The company said it could no longer finance cash flow requirements of its trading portfolio “on a timely basis” with prices rising over 180 per cent since April, and almost three times higher than at the start of the year.
These are blistering rises in costs:
With spot gas prices up to four times higher than normal levels and wholesale electricity prices in NSW on track to finish the June quarter twice as high as the previous record, Mr. Willox called on the Albanese government to respond.
Presumably at this point geniuses will suggest we need even more solar power — thus creating an even greater demand for expensive gas until we get a battery the size of Tasmania, or the sun goes Supernova and runs 24 hours a day.
Better yet — the inner city Teal voters could offer to run off their solar panels and donate their gas to the poor?

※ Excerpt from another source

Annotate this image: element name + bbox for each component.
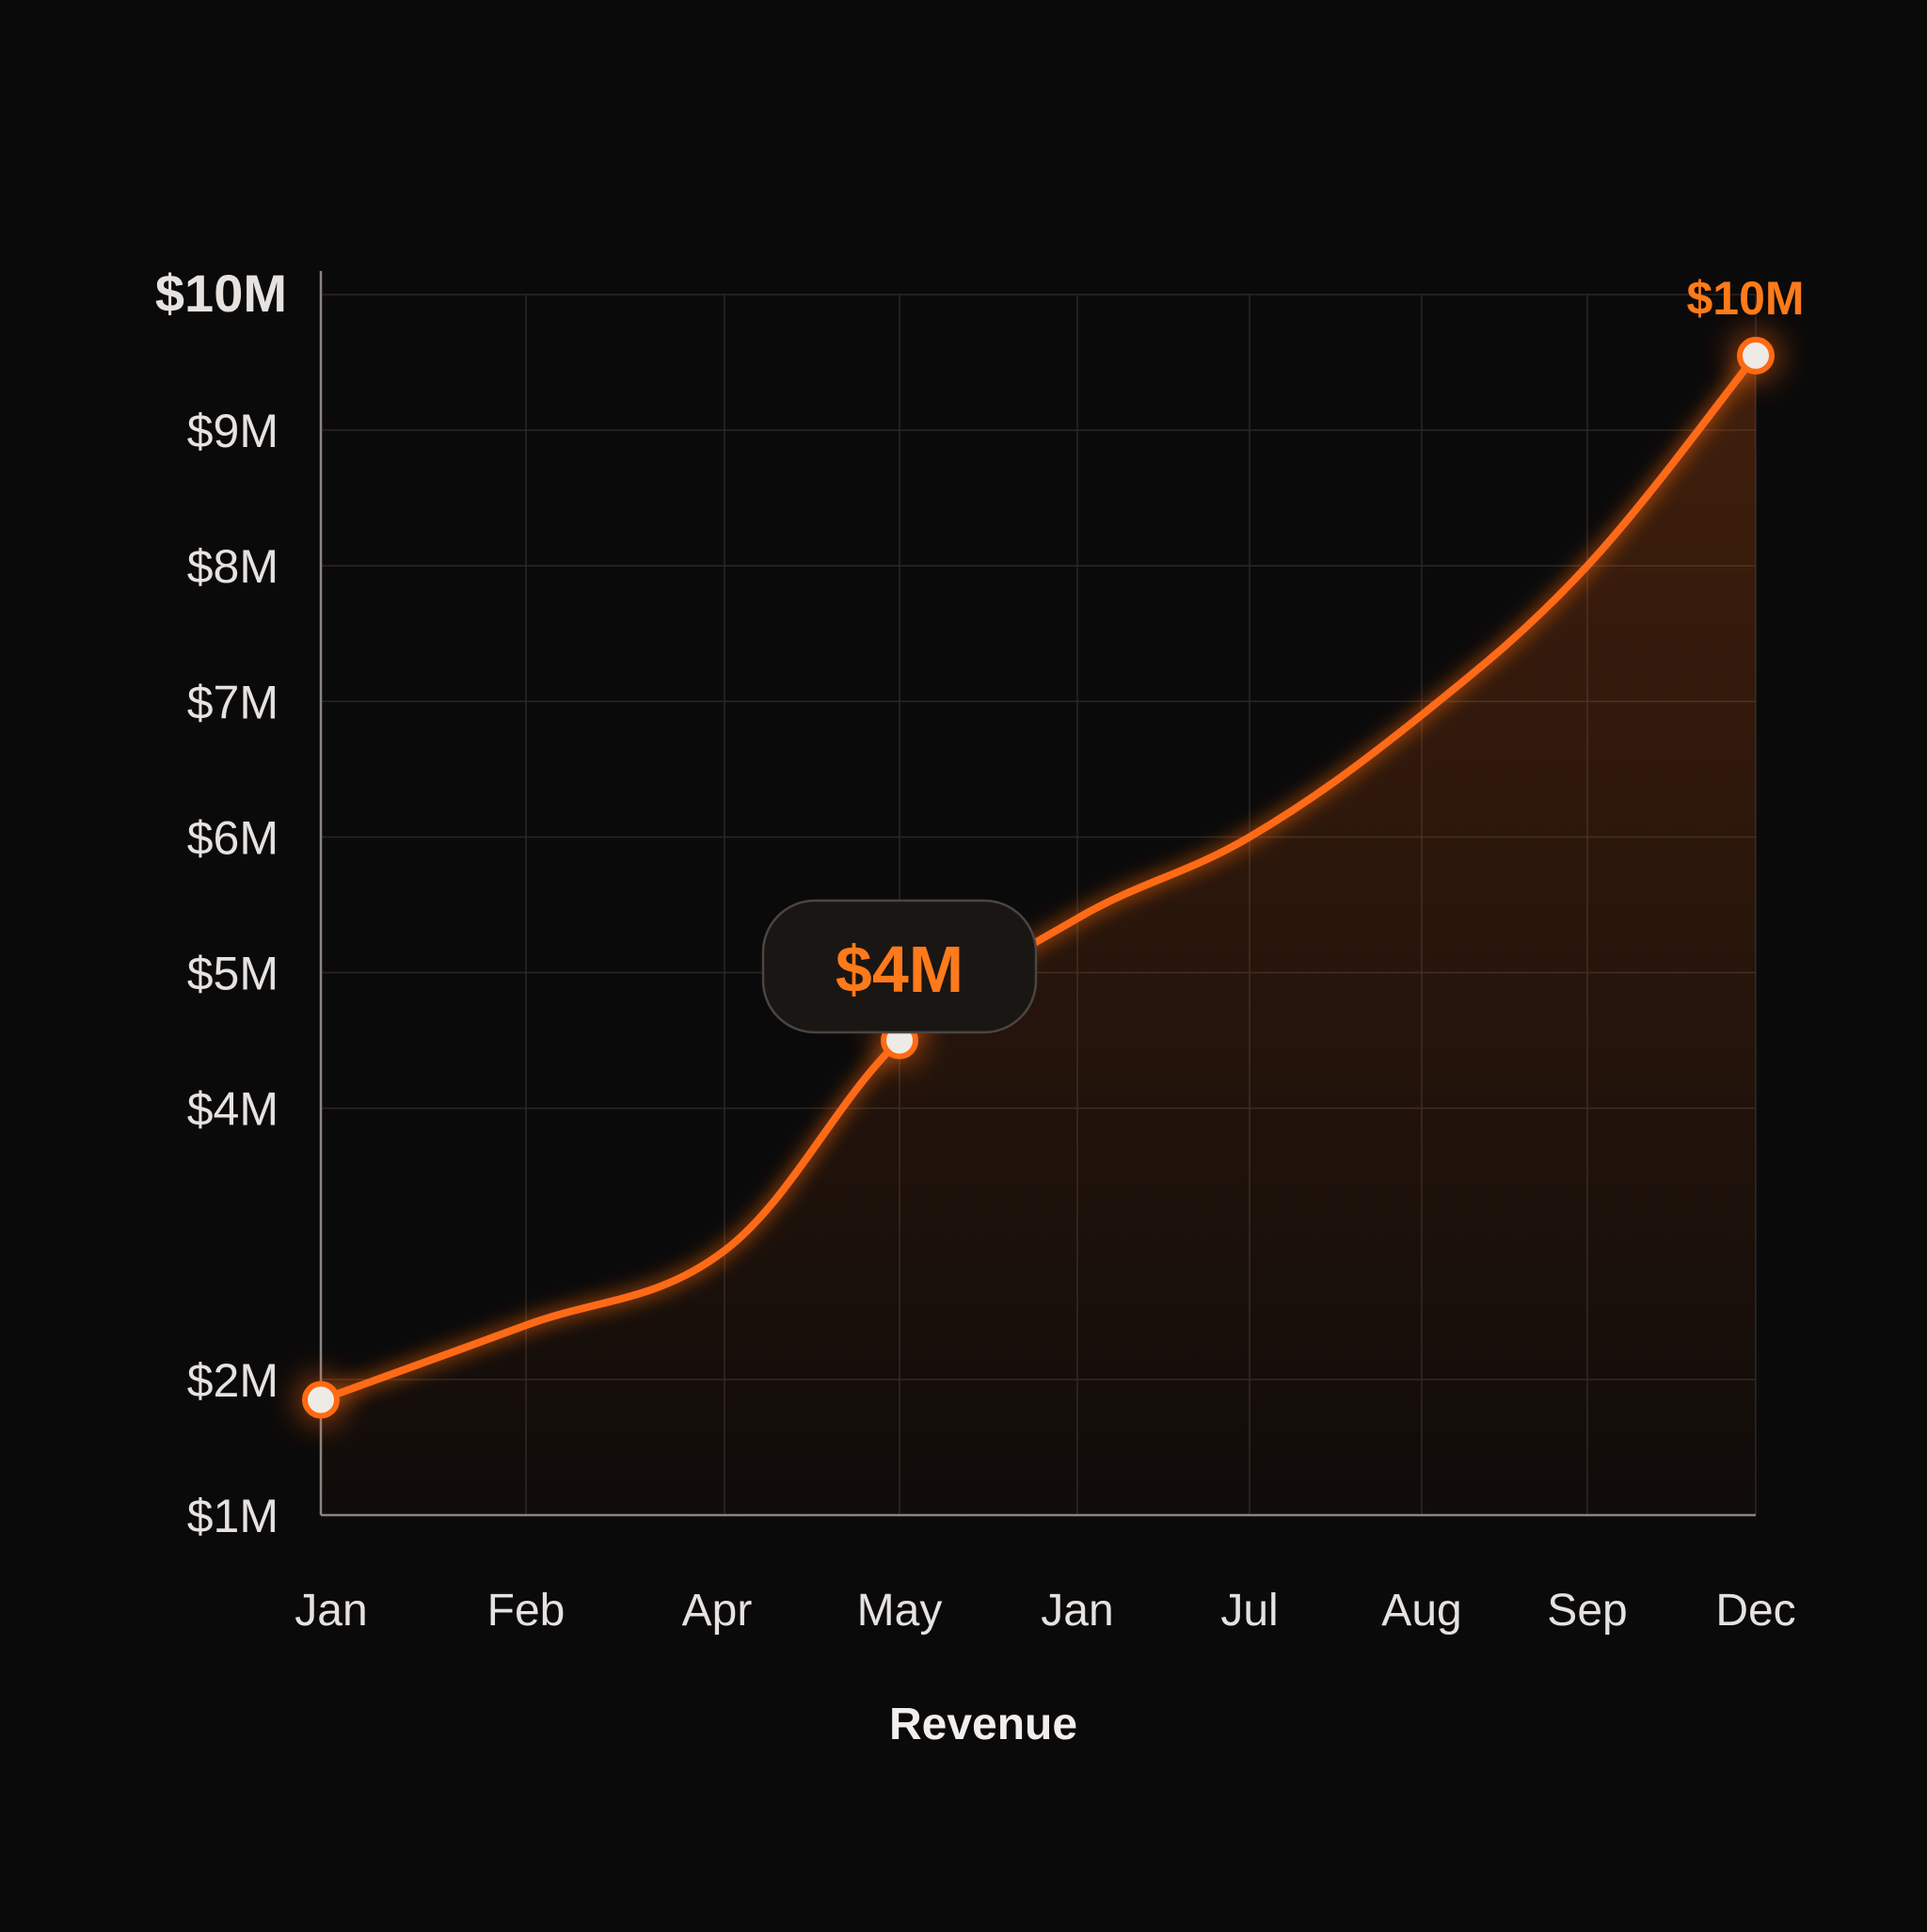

Will any of the Labor Party, Professors and Energy Experts even think of boosting gas production and exploration, and vaporizing the red tape? Probably not. But will they miss the chance to redevelop the cheap brown coal of La Trobe Valley and take the pressure off gas use and energy prices. We know they will…
We could make Australia more competitive, help plants thrive and food grow, and stop feeding foreign wars (do Ukrainian Lives Matter?). But we probably won’t. Not yet at least. Wait til those bills start to come in:
The Australian Energy Regulator will publish its default market offer for NSW, south-east Queensland and South Australia on Thursday. Households in those states may face a 10-20 per cent jump in their bills when new annual charges kick in on July 1, experts say.
Those states being about 65% of Australias population.
All the mainland states on the NEM are all still struggling with incredibly high $200+ per megawatt hour prices.